The Andromeda Nebula in our sky looks six times the size of the full moon. The user of Reddit (the most popular social network in the West) illustrated this paradox in a much more obvious way: he published a photo in which, in fact, everything is visible. The long axis of the nebula has an angular size of 3.2 degrees. And the angular diameter of the moon is only half a degree. The difference is obvious. Why can everyone find the moon, but not everyone has seen the Andromeda nebula?

The answer is obvious: the moon is bright and the Andromeda nebula is dim. In fact, it is quite visible even with binoculars, and people with good eyesight will notice it with simple eyes, but visually you see only the brightest part of the nebula, its core. To make it appear in all its glory, you need to take a photo with a very long exposure. The camera sensor (or film emulsion) accumulates photons and displays the true picture. True, this photo was not without Photoshop. If you “just shoot”, the moon will fill the whole picture with its light. Two photos are taken, a long one with a nebula, and a fast one with the Moon, then the photos are combined.

Celestial objects are usually deceiving, what is actually huge appears to us tiny and inconspicuous, and vice versa.
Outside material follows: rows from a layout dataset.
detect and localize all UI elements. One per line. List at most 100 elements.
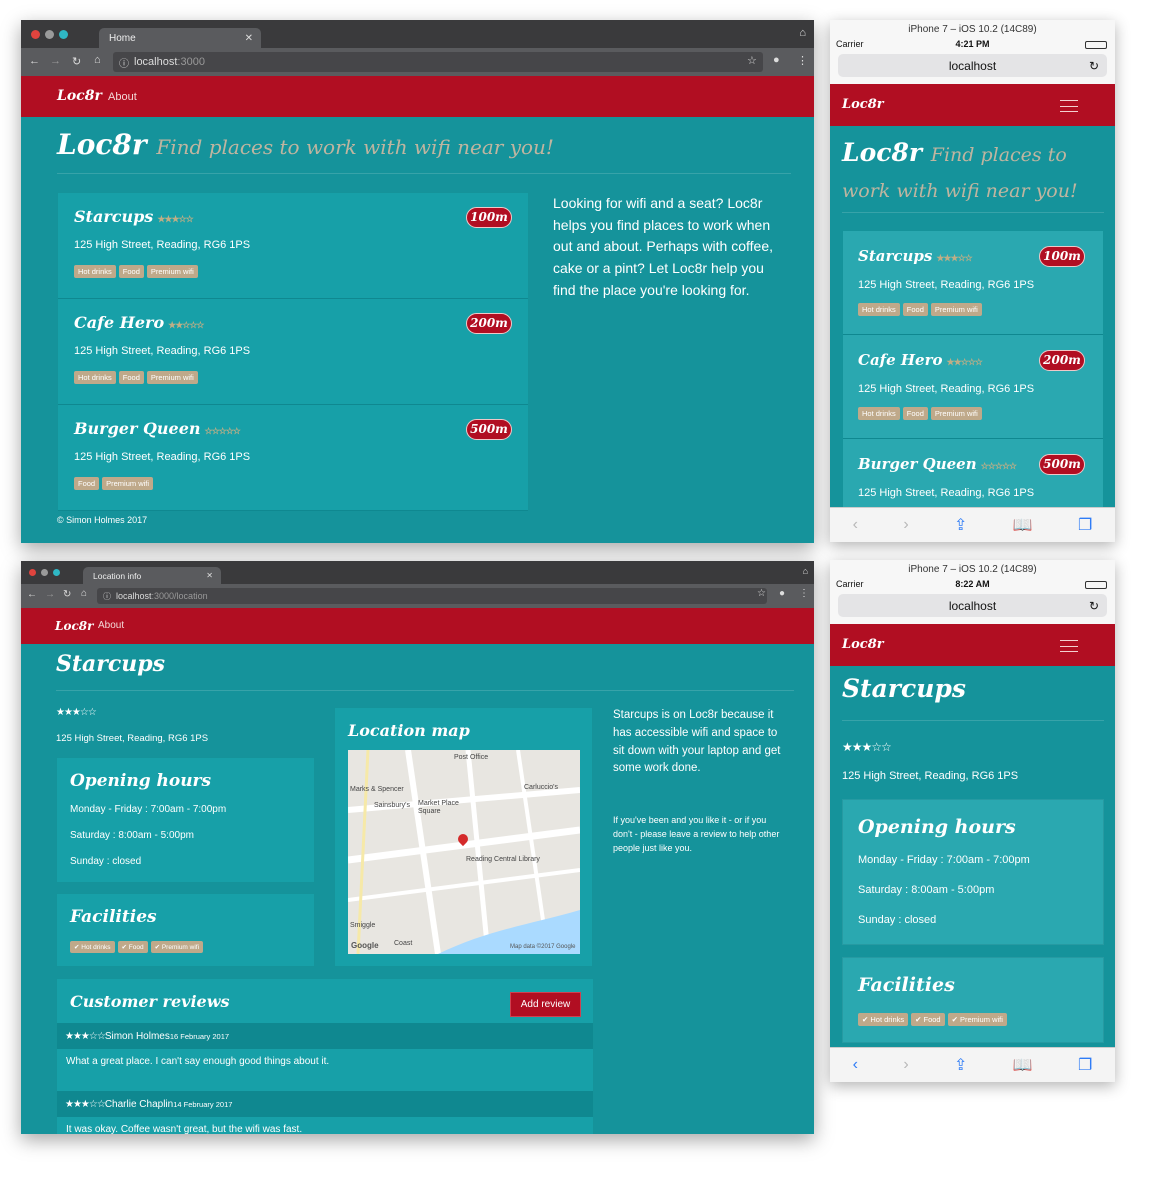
location-card[interactable]: Cafe Hero ★★☆☆☆ 200m 125 High Street, Readi…: [843, 335, 1103, 439]
close-dot[interactable]: [31, 30, 40, 39]
zoom-dot[interactable]: [59, 30, 68, 39]
hamburger-menu-icon[interactable]: [1060, 640, 1078, 652]
brand-logo[interactable]: Loc8r: [842, 637, 884, 652]
reload-icon[interactable]: ↻: [63, 589, 71, 600]
tab-home[interactable]: Home ✕: [99, 28, 261, 48]
tabs-icon[interactable]: ❐: [1078, 1055, 1092, 1075]
menu-icon[interactable]: ⋮: [799, 588, 809, 599]
location-name-text: Cafe Hero: [74, 313, 165, 332]
safari-address-bar[interactable]: localhost ↻: [838, 594, 1107, 617]
facility-tags: Hot drinks Food Premium wifi: [74, 265, 198, 278]
reload-icon[interactable]: ↻: [1089, 59, 1099, 73]
bookmarks-icon[interactable]: 📖: [1013, 515, 1033, 535]
location-map[interactable]: Post Office Marks & Spencer Sainsbury's …: [348, 750, 580, 954]
brand-logo[interactable]: Loc8r: [55, 619, 93, 633]
nav-about-link[interactable]: About: [108, 91, 137, 103]
map-label: Smiggle: [350, 922, 376, 929]
phone-viewport: Loc8r Loc8r Find places to work with wif…: [830, 84, 1115, 507]
location-name[interactable]: Starcups ★★★☆☆: [858, 247, 973, 265]
nav-about-link[interactable]: About: [98, 620, 124, 631]
location-name[interactable]: Cafe Hero ★★☆☆☆: [858, 351, 983, 369]
home-icon[interactable]: ⌂: [94, 54, 101, 66]
facility-tag: ✔ Food: [117, 941, 148, 953]
minimize-dot[interactable]: [45, 30, 54, 39]
facilities-title: Facilities: [858, 974, 955, 996]
share-icon[interactable]: ⇪: [954, 1055, 967, 1075]
profile-icon[interactable]: ⌂: [803, 566, 808, 576]
map-label: Market Place Square: [418, 800, 459, 815]
close-tab-icon[interactable]: ✕: [206, 571, 213, 580]
info-icon[interactable]: ⓘ: [103, 591, 111, 602]
brand-logo[interactable]: Loc8r: [57, 88, 102, 104]
url-port: :3000: [177, 56, 205, 68]
location-name[interactable]: Cafe Hero ★★☆☆☆: [74, 313, 204, 332]
forward-icon[interactable]: ›: [903, 1056, 908, 1074]
reload-icon[interactable]: ↻: [1089, 599, 1099, 613]
review-author: Simon Holmes: [104, 1030, 170, 1042]
facility-tag: Food: [118, 265, 144, 278]
forward-icon[interactable]: ›: [903, 516, 908, 534]
home-browser-window: Home ✕ ⌂ ← → ↻ ⌂ ⓘ localhost:3000 ☆ ● ⋮ …: [21, 20, 814, 543]
brand-logo[interactable]: Loc8r: [842, 97, 884, 112]
navbar: Loc8r About: [21, 608, 814, 644]
location-card[interactable]: Cafe Hero ★★☆☆☆ 200m 125 High Street, Readi…: [58, 299, 528, 405]
tabs-icon[interactable]: ❐: [1078, 515, 1092, 535]
facility-tags: Hot drinks Food Premium wifi: [74, 371, 198, 384]
forward-icon[interactable]: →: [45, 589, 55, 600]
back-icon[interactable]: ←: [27, 589, 37, 600]
reload-icon[interactable]: ↻: [72, 55, 81, 68]
forward-icon[interactable]: →: [50, 55, 61, 67]
safari-address-bar[interactable]: localhost ↻: [838, 54, 1107, 77]
close-dot[interactable]: [29, 569, 36, 576]
add-review-button[interactable]: Add review: [510, 992, 581, 1017]
google-logo: Google: [351, 941, 379, 950]
location-name[interactable]: Burger Queen ☆☆☆☆☆: [74, 419, 241, 438]
page-title: Loc8r: [57, 128, 147, 161]
back-icon[interactable]: ‹: [853, 1056, 858, 1074]
location-name-text: Starcups: [858, 247, 933, 265]
simulator-title: iPhone 7 – iOS 10.2 (14C89): [908, 24, 1037, 35]
back-icon[interactable]: ‹: [853, 516, 858, 534]
info-icon[interactable]: ⓘ: [119, 55, 129, 70]
facility-tag: Food: [118, 371, 144, 384]
location-name[interactable]: Starcups ★★★☆☆: [74, 207, 194, 226]
location-name[interactable]: Burger Queen ☆☆☆☆☆: [858, 455, 1017, 473]
url-text: localhost: [948, 598, 997, 613]
divider: [56, 690, 794, 691]
home-icon[interactable]: ⌂: [81, 588, 87, 599]
bookmark-star-icon[interactable]: ☆: [757, 588, 766, 599]
rating-stars: ★★★☆☆: [842, 740, 892, 754]
profile-icon[interactable]: ⌂: [799, 27, 806, 39]
extension-icon[interactable]: ●: [773, 54, 780, 66]
location-address: 125 High Street, Reading, RG6 1PS: [74, 239, 251, 251]
review-stars: ★★★☆☆: [65, 1098, 106, 1110]
location-card[interactable]: Starcups ★★★☆☆ 100m 125 High Street, Readin…: [843, 231, 1103, 335]
minimize-dot[interactable]: [41, 569, 48, 576]
hours-line: Saturday : 8:00am - 5:00pm: [858, 884, 995, 896]
tab-location-info[interactable]: Location info ✕: [83, 567, 221, 584]
facility-tags: Hot drinks Food Premium wifi: [858, 303, 982, 316]
facilities-title: Facilities: [70, 907, 157, 927]
rating-stars: ☆☆☆☆☆: [204, 427, 241, 437]
review-header: ★★★☆☆ Simon Holmes 16 February 2017: [57, 1023, 593, 1049]
share-icon[interactable]: ⇪: [954, 515, 967, 535]
back-icon[interactable]: ←: [29, 55, 40, 67]
clock: 8:22 AM: [955, 579, 990, 589]
location-card[interactable]: Starcups ★★★☆☆ 100m 125 High Street, Readin…: [58, 193, 528, 299]
zoom-dot[interactable]: [53, 569, 60, 576]
bookmarks-icon[interactable]: 📖: [1013, 1055, 1033, 1075]
toolbar: ← → ↻ ⌂ ⓘ localhost:3000/location ☆ ● ⋮: [21, 584, 814, 608]
location-card[interactable]: Burger Queen ☆☆☆☆☆ 500m 125 High Street, Re…: [843, 439, 1103, 507]
address-bar[interactable]: ⓘ localhost:3000: [113, 52, 763, 72]
address-bar[interactable]: ⓘ localhost:3000/location: [97, 588, 767, 604]
extension-icon[interactable]: ●: [779, 588, 785, 599]
facility-tags: ✔ Hot drinks ✔ Food ✔ Premium wifi: [858, 1013, 1007, 1026]
close-tab-icon[interactable]: ✕: [245, 33, 253, 44]
hamburger-menu-icon[interactable]: [1060, 100, 1078, 112]
divider: [842, 212, 1104, 213]
menu-icon[interactable]: ⋮: [797, 54, 808, 67]
review-text: What a great place. I can't say enough g…: [66, 1056, 330, 1067]
location-card[interactable]: Burger Queen ☆☆☆☆☆ 500m 125 High Street, Re…: [58, 405, 528, 511]
bookmark-star-icon[interactable]: ☆: [747, 54, 757, 67]
facility-tag: Premium wifi: [930, 407, 982, 420]
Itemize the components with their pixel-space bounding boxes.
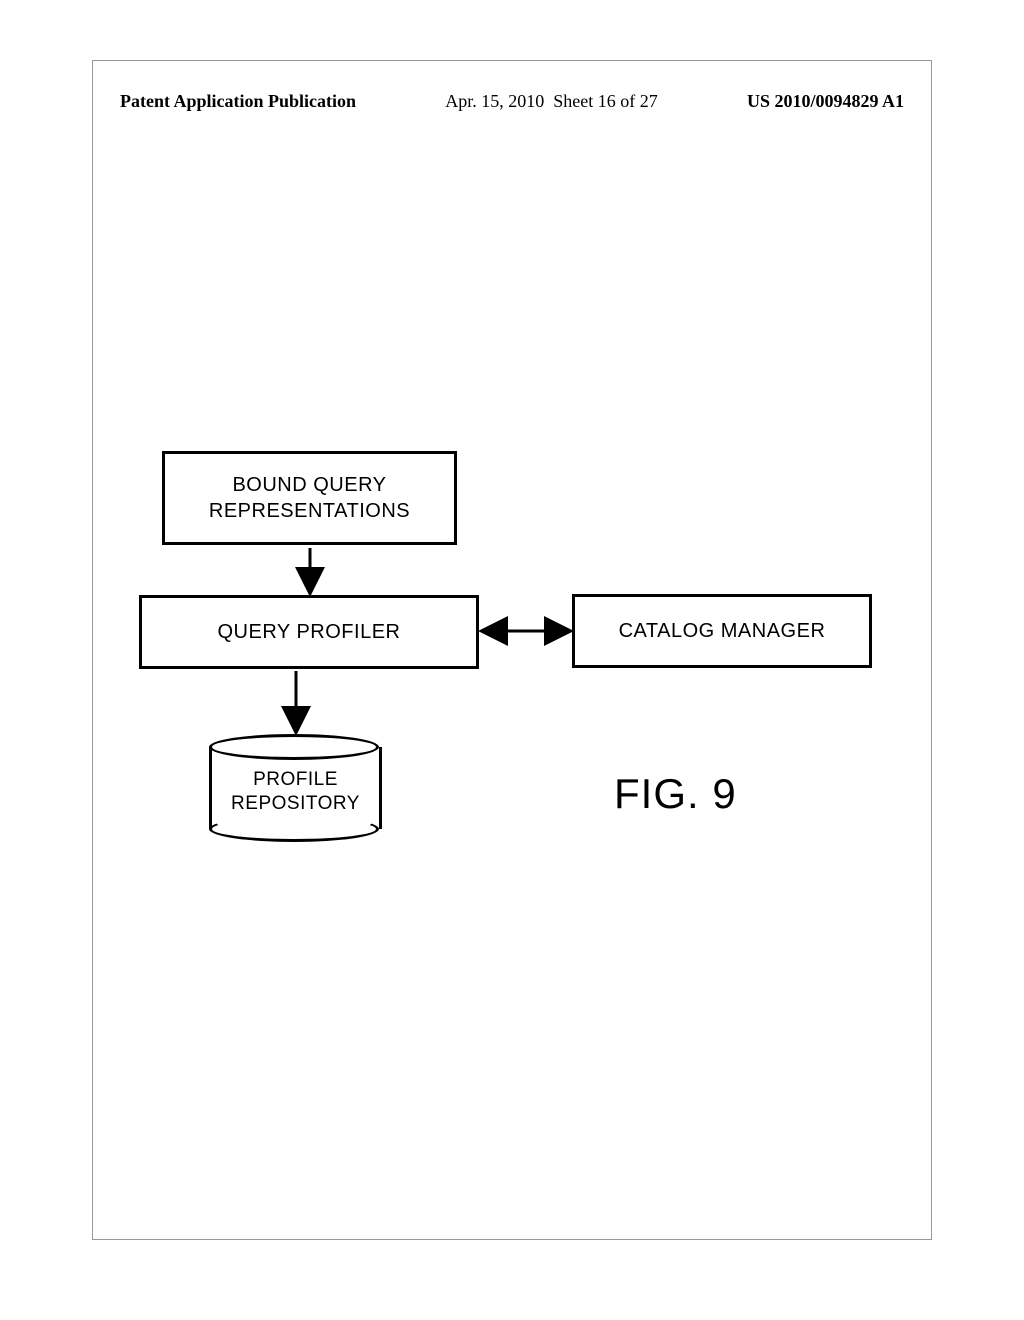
cylinder-profile-repository: PROFILE REPOSITORY xyxy=(209,736,383,844)
arrow-profiler-catalog-bidir xyxy=(0,0,1024,1320)
cylinder-bottom xyxy=(209,816,379,842)
cylinder-label: PROFILE REPOSITORY xyxy=(209,768,382,816)
cylinder-top xyxy=(209,734,379,760)
figure-label: FIG. 9 xyxy=(614,770,737,818)
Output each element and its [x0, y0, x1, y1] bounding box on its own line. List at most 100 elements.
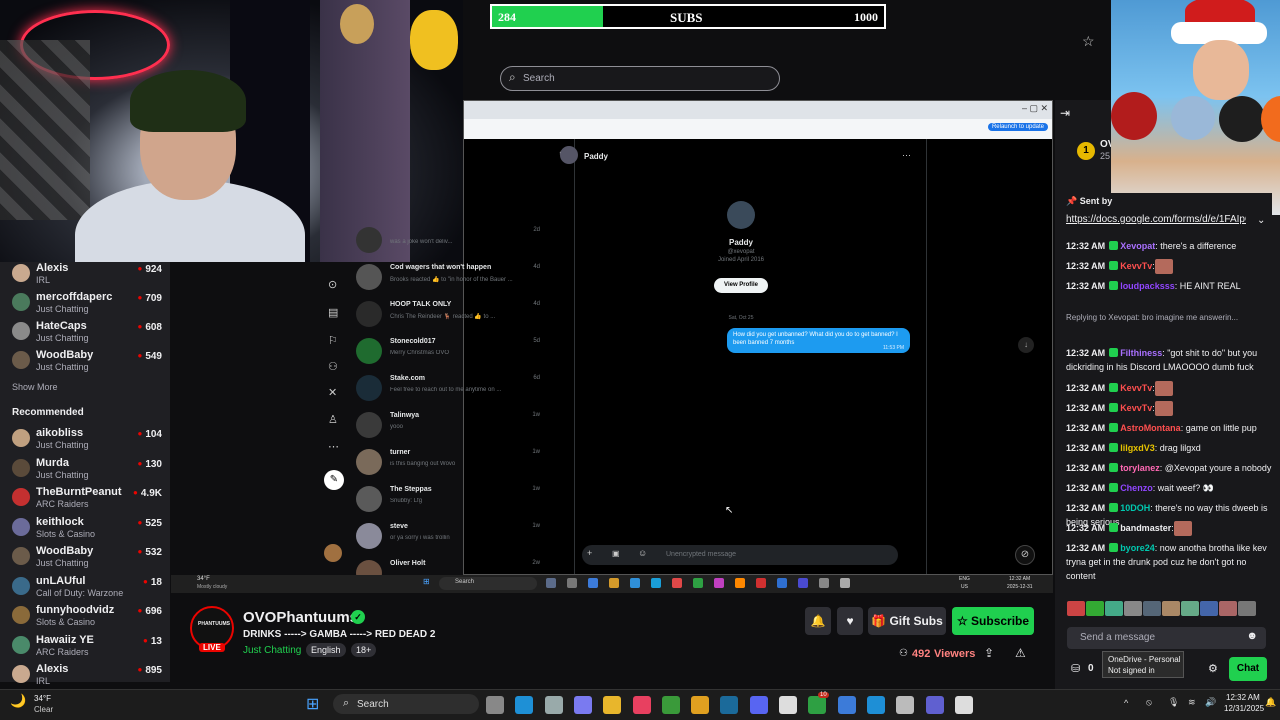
- chat-username[interactable]: bandmaster: [1120, 523, 1171, 533]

But here everything is fair: the Andromeda nebula is actually larger than the Moon (there is nothing to compare), and looks bigger. Actually, the Andromeda nebula is the most distant object in the sky that a person can see with simple eyes. The light from it goes to us 2.5 million years (from the Moon - a second). The Andromeda Nebula is actually a grand galaxy like ours, it has about a trillion stars, and that's even much more than our galaxy. Why is it called "nebula"? Traditionally.

People noticed her in antiquity, but had no idea that she was like our Milky Way. They called it "little cloud". Telescopes, photography, sophisticated instruments appeared, and people still did not understand what the Andromeda nebula was. And in 1923, special stars were noticed in it, which are called Cepheids. These stars change their brilliance. The beauty of these stars is that the timing of the change in brightness is very closely related to the true luminosity of the star. You can tell how big a Cepheid is by simply measuring how many days and hours it takes to change its brightness. And, knowing how it looks from the Earth, you will immediately calculate the distance. They began to study the Cepheids of the Andromeda nebula, and on those, it turned out, this "nebula" is so far away, outside our Galaxy! So it was discovered that the universe consists of galaxies. Recently, a hundred years have not passed.

The Andromeda Nebula is flying towards us, and in four billion years will collide with our galaxy. "Small cloud" will eventually occupy our entire sky. What will happen? The question is a bit idle, because the Sun will be gone. However, we can see how the collision occurs in other galaxies - no good. Stars fly apart, black holes in the centers of galaxies explode. How the aliens feel with this - we do not know, so far nothing has sent an SOS signal from such galaxies.